Requests: Looks like dependency mismatch for chardet lib.

looks like you need to update your chardet to the versions specified :)

Exactly what @kennethreitz. pip install -U 'chardet >= 3.0.2, < 3.1.0' will fix this up for you.

The chardet that is included with requests is broken.

No chardet is included with the new versions of Requests: they depend on it via pip.

If requests depends on it, and running pip install requests is broken because the version is not pinned for requests dependencies, shouldn't the version be pinned? Having to fix the installation of requests seems to mean that it's broken.

The version is pinned. This is a known problem due to pip's lack of a dependency solver, which we're hoping will get resolved this summer when pip gets a proper dependency solver.

The automation that I've been using to deploy services using Ansible was working last Friday, ceased to work on Monday. Are we sure that nothing else is changed? Seems like the pip problem is a bit older than last Friday. This was on a new Amazon Linux ec2 instance.

There were a few releases that went out over this last weekend.

No, to be clear, Requests stopped vendoring chardet on Friday and started requiring it as an explicit dependency. That is what changed. See the 2.16.0 release notes.

Ah, didn't quite catch that... Unvendor ALL the things! so, basically just wait until pip is fixed. Thanks for your patience @Lukasa

You shouldn't need to wait: you can just make sure you install Requests with all its dependencies by doing a pip install -U requests, which should bring in anything new it needs.

(Let me know if this should be a new issue - thought it was related enough.) @Lukasa @kennethreitz based on https://github.com/requests/requests/issues/4069#issuecomment-304432367, it seems like the rationale behind unvendoring isn't super clear. Is it just to conform better with how Python packages tend to operate?

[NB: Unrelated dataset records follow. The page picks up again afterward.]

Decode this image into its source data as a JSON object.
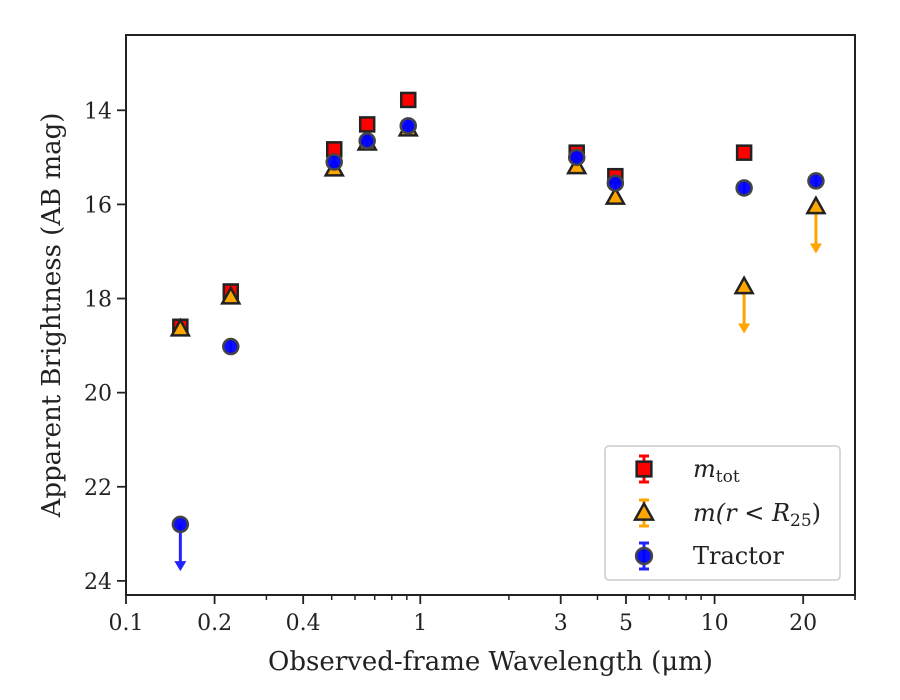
{
  "chart_data": {
    "type": "scatter",
    "xlabel": "Observed-frame Wavelength (μm)",
    "ylabel": "Apparent Brightness (AB mag)",
    "x_scale": "log",
    "xlim": [
      0.1,
      30
    ],
    "ylim": [
      24.3,
      12.4
    ],
    "y_inverted": true,
    "x_ticks": [
      {
        "value": 0.1,
        "label": "0.1"
      },
      {
        "value": 0.2,
        "label": "0.2"
      },
      {
        "value": 0.4,
        "label": "0.4"
      },
      {
        "value": 1,
        "label": "1"
      },
      {
        "value": 3,
        "label": "3"
      },
      {
        "value": 5,
        "label": "5"
      },
      {
        "value": 10,
        "label": "10"
      },
      {
        "value": 20,
        "label": "20"
      }
    ],
    "y_ticks": [
      {
        "value": 14,
        "label": "14"
      },
      {
        "value": 16,
        "label": "16"
      },
      {
        "value": 18,
        "label": "18"
      },
      {
        "value": 20,
        "label": "20"
      },
      {
        "value": 22,
        "label": "22"
      },
      {
        "value": 24,
        "label": "24"
      }
    ],
    "grid": false,
    "legend_position": "lower-right",
    "series": [
      {
        "name": "m_tot",
        "legend_base": "m",
        "legend_sub": "tot",
        "marker": "square",
        "color": "#ff0000",
        "edge": "#222222",
        "errcolor": "#ff0000",
        "points": [
          {
            "x": 0.153,
            "y": 18.6
          },
          {
            "x": 0.227,
            "y": 17.85
          },
          {
            "x": 0.51,
            "y": 14.83
          },
          {
            "x": 0.66,
            "y": 14.3
          },
          {
            "x": 0.91,
            "y": 13.78
          },
          {
            "x": 3.4,
            "y": 14.9
          },
          {
            "x": 4.6,
            "y": 15.4
          },
          {
            "x": 12.6,
            "y": 14.9
          }
        ]
      },
      {
        "name": "m(r < R_25)",
        "legend_pre": "m(r < R",
        "legend_sub": "25",
        "legend_post": ")",
        "marker": "triangle",
        "color": "#ffa500",
        "edge": "#222222",
        "errcolor": "#ffa500",
        "points": [
          {
            "x": 0.153,
            "y": 18.65
          },
          {
            "x": 0.227,
            "y": 17.97
          },
          {
            "x": 0.51,
            "y": 15.25
          },
          {
            "x": 0.66,
            "y": 14.7
          },
          {
            "x": 0.91,
            "y": 14.4
          },
          {
            "x": 3.4,
            "y": 15.2
          },
          {
            "x": 4.6,
            "y": 15.85
          },
          {
            "x": 12.6,
            "y": 17.75,
            "upper_limit": true,
            "arrow_to": 18.7
          },
          {
            "x": 22.1,
            "y": 16.05,
            "upper_limit": true,
            "arrow_to": 17.0
          }
        ]
      },
      {
        "name": "Tractor",
        "marker": "circle",
        "color": "#0000ff",
        "edge": "#444444",
        "errcolor": "#2222ff",
        "points": [
          {
            "x": 0.153,
            "y": 22.8,
            "upper_limit": true,
            "arrow_to": 23.75
          },
          {
            "x": 0.227,
            "y": 19.02
          },
          {
            "x": 0.51,
            "y": 15.1
          },
          {
            "x": 0.66,
            "y": 14.65
          },
          {
            "x": 0.91,
            "y": 14.33
          },
          {
            "x": 3.4,
            "y": 15.0
          },
          {
            "x": 4.6,
            "y": 15.55
          },
          {
            "x": 12.6,
            "y": 15.65
          },
          {
            "x": 22.1,
            "y": 15.5
          }
        ]
      }
    ]
  }
}
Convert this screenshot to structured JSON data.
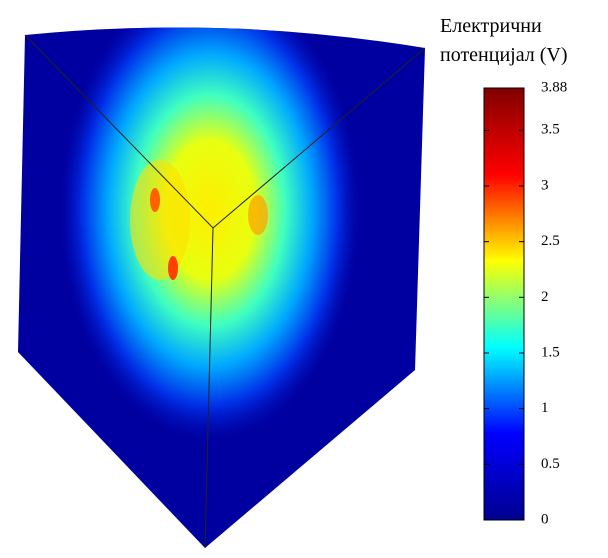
{
  "chart_data": {
    "type": "colorbar",
    "title": "Електрични потенцијал (V)",
    "colormap": "jet",
    "clim": [
      0,
      3.88
    ],
    "cticks": [
      0,
      0.5,
      1,
      1.5,
      2,
      2.5,
      3,
      3.5,
      3.88
    ]
  }
}
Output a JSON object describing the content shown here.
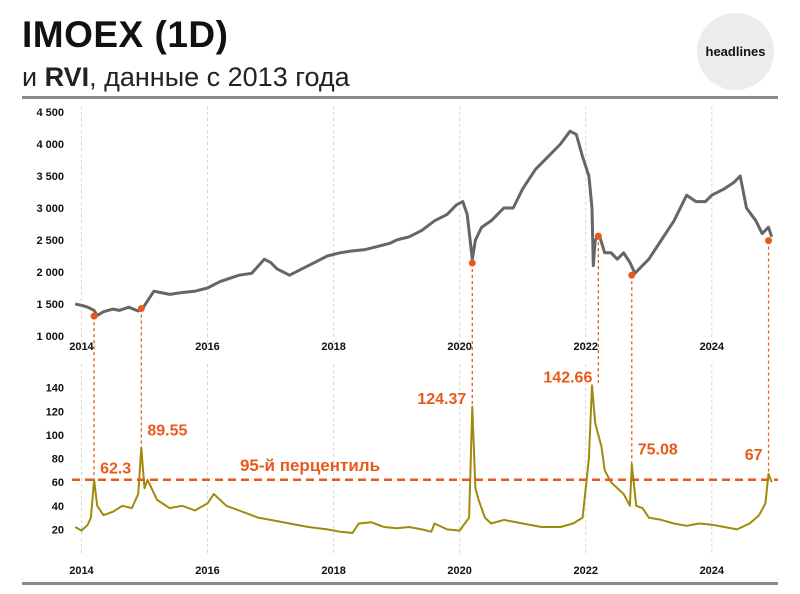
{
  "header": {
    "title": "IMOEX (1D)",
    "subtitle_prefix": "и ",
    "subtitle_accent": "RVI",
    "subtitle_suffix": ", данные с 2013 года",
    "badge": "headlines"
  },
  "colors": {
    "imoex": "#666666",
    "rvi": "#a08a0c",
    "accent": "#e85a1c",
    "grid": "#d4d4d4",
    "text": "#111111"
  },
  "chart_data": [
    {
      "type": "line",
      "ylim": [
        1000,
        4500
      ],
      "xlim": [
        2013.85,
        2025.05
      ],
      "yticks": [
        1000,
        1500,
        2000,
        2500,
        3000,
        3500,
        4000,
        4500
      ],
      "ytick_labels": [
        "1 000",
        "1 500",
        "2 000",
        "2 500",
        "3 000",
        "3 500",
        "4 000",
        "4 500"
      ],
      "xticks": [
        2014,
        2016,
        2018,
        2020,
        2022,
        2024
      ],
      "xtick_labels": [
        "2014",
        "2016",
        "2018",
        "2020",
        "2022",
        "2024"
      ],
      "grid": "vertical",
      "series": [
        {
          "x": [
            2013.9,
            2014.0,
            2014.1,
            2014.2,
            2014.25,
            2014.35,
            2014.5,
            2014.6,
            2014.75,
            2014.9,
            2014.97,
            2015.05,
            2015.15,
            2015.25,
            2015.4,
            2015.6,
            2015.8,
            2016.0,
            2016.2,
            2016.5,
            2016.7,
            2016.9,
            2017.0,
            2017.1,
            2017.3,
            2017.5,
            2017.7,
            2017.9,
            2018.1,
            2018.3,
            2018.5,
            2018.7,
            2018.9,
            2019.0,
            2019.2,
            2019.4,
            2019.6,
            2019.8,
            2019.95,
            2020.05,
            2020.12,
            2020.2,
            2020.25,
            2020.35,
            2020.5,
            2020.7,
            2020.85,
            2021.0,
            2021.2,
            2021.4,
            2021.6,
            2021.75,
            2021.85,
            2021.95,
            2022.05,
            2022.1,
            2022.12,
            2022.15,
            2022.22,
            2022.3,
            2022.4,
            2022.5,
            2022.6,
            2022.7,
            2022.78,
            2022.9,
            2023.0,
            2023.2,
            2023.4,
            2023.6,
            2023.75,
            2023.9,
            2024.0,
            2024.2,
            2024.35,
            2024.45,
            2024.55,
            2024.7,
            2024.8,
            2024.9,
            2024.95
          ],
          "y": [
            1500,
            1480,
            1450,
            1400,
            1320,
            1380,
            1420,
            1400,
            1450,
            1390,
            1430,
            1550,
            1700,
            1680,
            1650,
            1680,
            1700,
            1750,
            1850,
            1950,
            1980,
            2200,
            2150,
            2050,
            1950,
            2050,
            2150,
            2250,
            2300,
            2330,
            2350,
            2400,
            2450,
            2500,
            2550,
            2650,
            2800,
            2900,
            3050,
            3100,
            2900,
            2200,
            2500,
            2700,
            2800,
            3000,
            3000,
            3300,
            3600,
            3800,
            4000,
            4200,
            4150,
            3800,
            3500,
            3000,
            2100,
            2500,
            2560,
            2300,
            2300,
            2200,
            2300,
            2150,
            1980,
            2100,
            2200,
            2500,
            2800,
            3200,
            3100,
            3100,
            3200,
            3300,
            3400,
            3500,
            3000,
            2800,
            2600,
            2700,
            2550
          ]
        }
      ],
      "markers": [
        {
          "x": 2014.2,
          "y": 1310
        },
        {
          "x": 2014.95,
          "y": 1430
        },
        {
          "x": 2020.2,
          "y": 2140
        },
        {
          "x": 2022.2,
          "y": 2560
        },
        {
          "x": 2022.73,
          "y": 1950
        },
        {
          "x": 2024.9,
          "y": 2490
        }
      ]
    },
    {
      "type": "line",
      "ylim": [
        11,
        155
      ],
      "xlim": [
        2013.85,
        2025.05
      ],
      "yticks": [
        20,
        40,
        60,
        80,
        100,
        120,
        140
      ],
      "ytick_labels": [
        "20",
        "40",
        "60",
        "80",
        "100",
        "120",
        "140"
      ],
      "xticks": [
        2014,
        2016,
        2018,
        2020,
        2022,
        2024
      ],
      "xtick_labels": [
        "2014",
        "2016",
        "2018",
        "2020",
        "2022",
        "2024"
      ],
      "grid": "vertical",
      "series": [
        {
          "x": [
            2013.9,
            2014.0,
            2014.1,
            2014.15,
            2014.2,
            2014.25,
            2014.35,
            2014.5,
            2014.65,
            2014.8,
            2014.9,
            2014.95,
            2015.0,
            2015.05,
            2015.2,
            2015.4,
            2015.6,
            2015.8,
            2016.0,
            2016.1,
            2016.3,
            2016.5,
            2016.8,
            2017.0,
            2017.3,
            2017.6,
            2017.9,
            2018.1,
            2018.3,
            2018.4,
            2018.6,
            2018.8,
            2019.0,
            2019.2,
            2019.4,
            2019.55,
            2019.6,
            2019.8,
            2020.0,
            2020.15,
            2020.2,
            2020.25,
            2020.3,
            2020.4,
            2020.5,
            2020.7,
            2021.0,
            2021.3,
            2021.6,
            2021.8,
            2021.95,
            2022.05,
            2022.1,
            2022.15,
            2022.2,
            2022.25,
            2022.3,
            2022.4,
            2022.5,
            2022.6,
            2022.7,
            2022.73,
            2022.8,
            2022.9,
            2023.0,
            2023.2,
            2023.4,
            2023.6,
            2023.8,
            2024.0,
            2024.2,
            2024.4,
            2024.6,
            2024.75,
            2024.85,
            2024.9,
            2024.95
          ],
          "y": [
            22,
            19,
            24,
            30,
            62,
            40,
            32,
            35,
            40,
            38,
            50,
            89,
            55,
            62,
            45,
            38,
            40,
            36,
            42,
            50,
            40,
            36,
            30,
            28,
            25,
            22,
            20,
            18,
            17,
            25,
            26,
            22,
            21,
            22,
            20,
            18,
            25,
            20,
            19,
            30,
            124,
            55,
            45,
            30,
            25,
            28,
            25,
            22,
            22,
            25,
            30,
            80,
            142,
            110,
            100,
            90,
            70,
            60,
            55,
            50,
            40,
            75,
            40,
            38,
            30,
            28,
            25,
            23,
            25,
            24,
            22,
            20,
            25,
            32,
            42,
            67,
            60
          ]
        }
      ],
      "markers": [
        {
          "x": 2014.2,
          "y": 62.3
        },
        {
          "x": 2014.95,
          "y": 89.55
        },
        {
          "x": 2020.2,
          "y": 124.37
        },
        {
          "x": 2022.2,
          "y": 142.66
        },
        {
          "x": 2022.73,
          "y": 75.08
        },
        {
          "x": 2024.9,
          "y": 67
        }
      ],
      "annotations": [
        "62.3",
        "89.55",
        "124.37",
        "142.66",
        "75.08",
        "67"
      ],
      "threshold": {
        "y": 62,
        "label": "95-й перцентиль"
      }
    }
  ]
}
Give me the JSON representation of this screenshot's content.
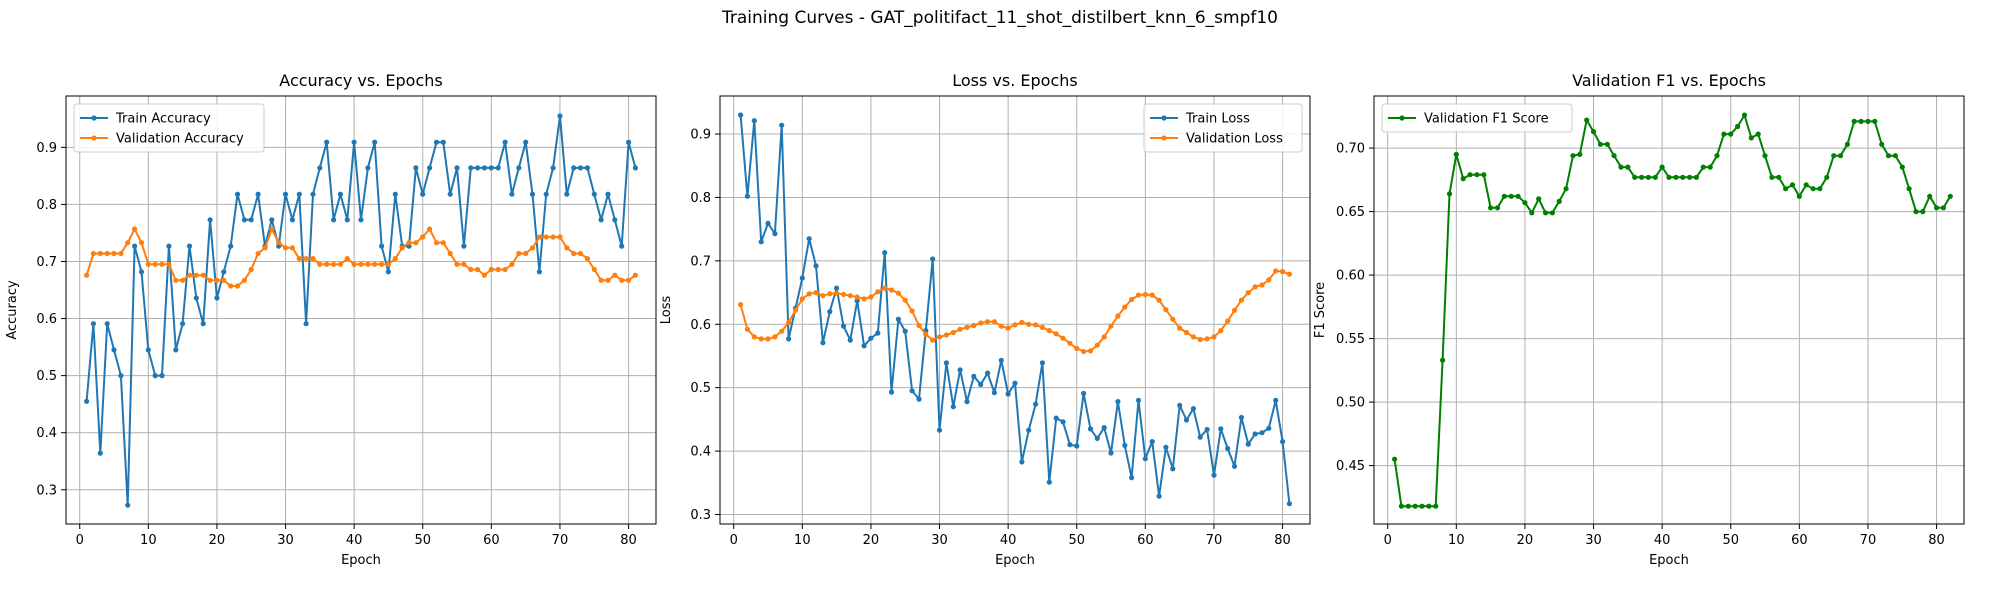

Is there any chance we can consider reverting back to vendoring?

In our specific case, chardet>=3.0.2 (which requests now requires) is causing problems with our usage of UnicodeDammit (https://www.crummy.com/software/BeautifulSoup/bs4/doc/#unicode-dammit), which relies on chardet. (This is a whole other nasty rabbit hole, but basically it seems like chardet 3 incorrectly detects some UTF-8 strings as ISO-8859-1, which chardet 2 was correct on.)

My current workaround is to downgrade to requests==2.15.1, before the great unvendoring, so we can keep chardet 2.

I'm afraid it's not very likely: the reality is that the great unvendoring helped many more users than it inconvenienced. I appreciate that it has caused problems here, but the better solution may be to see if we can widen the pin to support the older chardet version.

@Lukasa widening would work great, if possible!

(out of curiosity, how did unvendoring help? was it to lower package sizes?)

@joshma it was a decision I made, for a multitude of reasons, including security concerns.

Heh, there are lots of issues in the back catalogue caused by vendoring. The core issue is that for various reasons the vendored packages were unpopular and removed, which led to subtle difficult bugs depending on install source.

e.g. the less code we ship, the better. especially certifi.

Cool, thanks all for the context. Is there anything I can do to help determine if we can widen the chardet pin? :crossed_fingers:

I don't think we can widen the chardet pin. For most every other user, the newer version is better. I know Dan is working on retraining the models for some of the newer bugs, but chardet 3.x should be faster than 2.x and more accurate on most any other encoding.